If you're especially concerned about a particular substance, keep monitoring Health Canada's list. It is updated regularly, as products are added or removed from the marketplace.

In the US, a similar set-up regarding their food additive regulations is in place. They also have regulations and safety protocols and they are constantly updating/changing approvals for food additives.

Despite the government's safety regulations, some people have expressed concern over the safety of food additives. A large nutritional advocacy group in the US called the Center for Science in the Public Interest (CSPI; www.cspinet.org) has raised concerns that the consumption of large amounts of some additives may be unsafe or promote poor nutrition or cause allergic reactions, and that more testing is needed. CSPI has produced and rated a list of food additives and their safety. The substances they deem we should most avoid or cut back on are:

  • sodium nitrate
  • saccharin
  • caffeine
  • olestra
  • acesulfame-potassium (also known as acesulfame-K)
  • artificial colouring

Of this group of six, only four are permitted in Canada: sodium nitrate (a colouring, a flavouring, and a preservative), caffeine (a familiar face! - a flavouring and a stimulant), acesulfame-potassium (an artificial sweetener), and artificial colourings (often found in nutritionally void products like candy and pop).

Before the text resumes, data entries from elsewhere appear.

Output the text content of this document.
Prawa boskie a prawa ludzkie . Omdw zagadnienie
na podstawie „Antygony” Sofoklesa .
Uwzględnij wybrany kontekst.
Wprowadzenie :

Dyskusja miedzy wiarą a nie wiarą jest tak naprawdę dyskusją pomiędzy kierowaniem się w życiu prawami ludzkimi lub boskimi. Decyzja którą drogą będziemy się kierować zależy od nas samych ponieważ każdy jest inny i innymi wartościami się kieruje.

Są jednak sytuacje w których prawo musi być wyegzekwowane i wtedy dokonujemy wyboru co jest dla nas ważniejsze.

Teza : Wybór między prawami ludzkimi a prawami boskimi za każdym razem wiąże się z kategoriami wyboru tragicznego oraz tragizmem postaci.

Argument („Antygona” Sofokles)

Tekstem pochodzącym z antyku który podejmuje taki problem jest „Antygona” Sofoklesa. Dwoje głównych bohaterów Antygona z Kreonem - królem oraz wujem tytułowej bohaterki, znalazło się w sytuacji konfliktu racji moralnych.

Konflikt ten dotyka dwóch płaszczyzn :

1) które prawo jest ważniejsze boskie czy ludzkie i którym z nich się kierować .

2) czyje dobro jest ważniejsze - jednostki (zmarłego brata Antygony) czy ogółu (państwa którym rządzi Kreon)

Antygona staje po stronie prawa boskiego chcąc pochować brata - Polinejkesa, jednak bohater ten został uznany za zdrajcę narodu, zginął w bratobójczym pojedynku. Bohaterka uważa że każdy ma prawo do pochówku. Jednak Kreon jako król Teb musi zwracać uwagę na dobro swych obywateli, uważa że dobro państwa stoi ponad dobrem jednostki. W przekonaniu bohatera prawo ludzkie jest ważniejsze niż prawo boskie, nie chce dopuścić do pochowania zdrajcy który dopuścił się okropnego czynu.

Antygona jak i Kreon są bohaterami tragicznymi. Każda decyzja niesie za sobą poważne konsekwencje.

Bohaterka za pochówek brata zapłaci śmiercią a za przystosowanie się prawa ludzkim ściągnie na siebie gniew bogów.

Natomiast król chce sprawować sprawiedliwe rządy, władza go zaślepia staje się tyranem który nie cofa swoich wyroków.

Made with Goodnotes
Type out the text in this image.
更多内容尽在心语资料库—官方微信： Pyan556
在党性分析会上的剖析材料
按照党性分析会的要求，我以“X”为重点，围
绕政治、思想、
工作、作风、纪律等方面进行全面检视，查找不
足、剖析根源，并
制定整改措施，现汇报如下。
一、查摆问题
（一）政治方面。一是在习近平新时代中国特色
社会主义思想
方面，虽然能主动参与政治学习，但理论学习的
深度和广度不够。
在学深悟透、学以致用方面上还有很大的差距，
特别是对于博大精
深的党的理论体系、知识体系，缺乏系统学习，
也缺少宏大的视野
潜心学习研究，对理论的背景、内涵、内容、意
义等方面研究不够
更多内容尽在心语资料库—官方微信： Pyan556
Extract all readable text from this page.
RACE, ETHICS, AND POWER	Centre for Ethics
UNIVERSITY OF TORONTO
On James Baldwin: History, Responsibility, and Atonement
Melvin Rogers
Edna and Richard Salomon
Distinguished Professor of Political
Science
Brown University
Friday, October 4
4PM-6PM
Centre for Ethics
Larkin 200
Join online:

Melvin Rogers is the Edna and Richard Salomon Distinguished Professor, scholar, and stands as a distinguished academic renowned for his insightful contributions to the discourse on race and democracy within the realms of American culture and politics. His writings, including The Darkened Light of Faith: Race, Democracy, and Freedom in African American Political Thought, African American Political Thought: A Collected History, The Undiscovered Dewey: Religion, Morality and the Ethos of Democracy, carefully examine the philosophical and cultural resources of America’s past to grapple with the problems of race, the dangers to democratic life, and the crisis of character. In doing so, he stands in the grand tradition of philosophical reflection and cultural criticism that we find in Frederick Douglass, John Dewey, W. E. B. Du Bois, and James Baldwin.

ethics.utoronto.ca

Lastly, the CSPI reminds us of two common additives that pose a substantial risk because we continue such a love affair with them: sugar and salt. In Canada, though, these are not considered food additives under the Food and Drug Regulations. But however these substances are defined, it would be wise to do yourself a favour and start cutting back.

Oh, and the bug in the system? It is a bug, literally. Carmine is a red food colouring harvested from dried, ground bodies of the female cochineal beetle. Carmine, or cochineal extract, is a dye used in a variety of foods such as candy, yogurt, ice cream, and beverages, as well as in some medications and cosmetics. It has been known to cause allergic reactions, even anaphylaxis, so advocacy groups are calling for better product labelling so those at risk (and those wishing to avoid animal products) can better identify it and other additives that may cause a serious allergic reaction.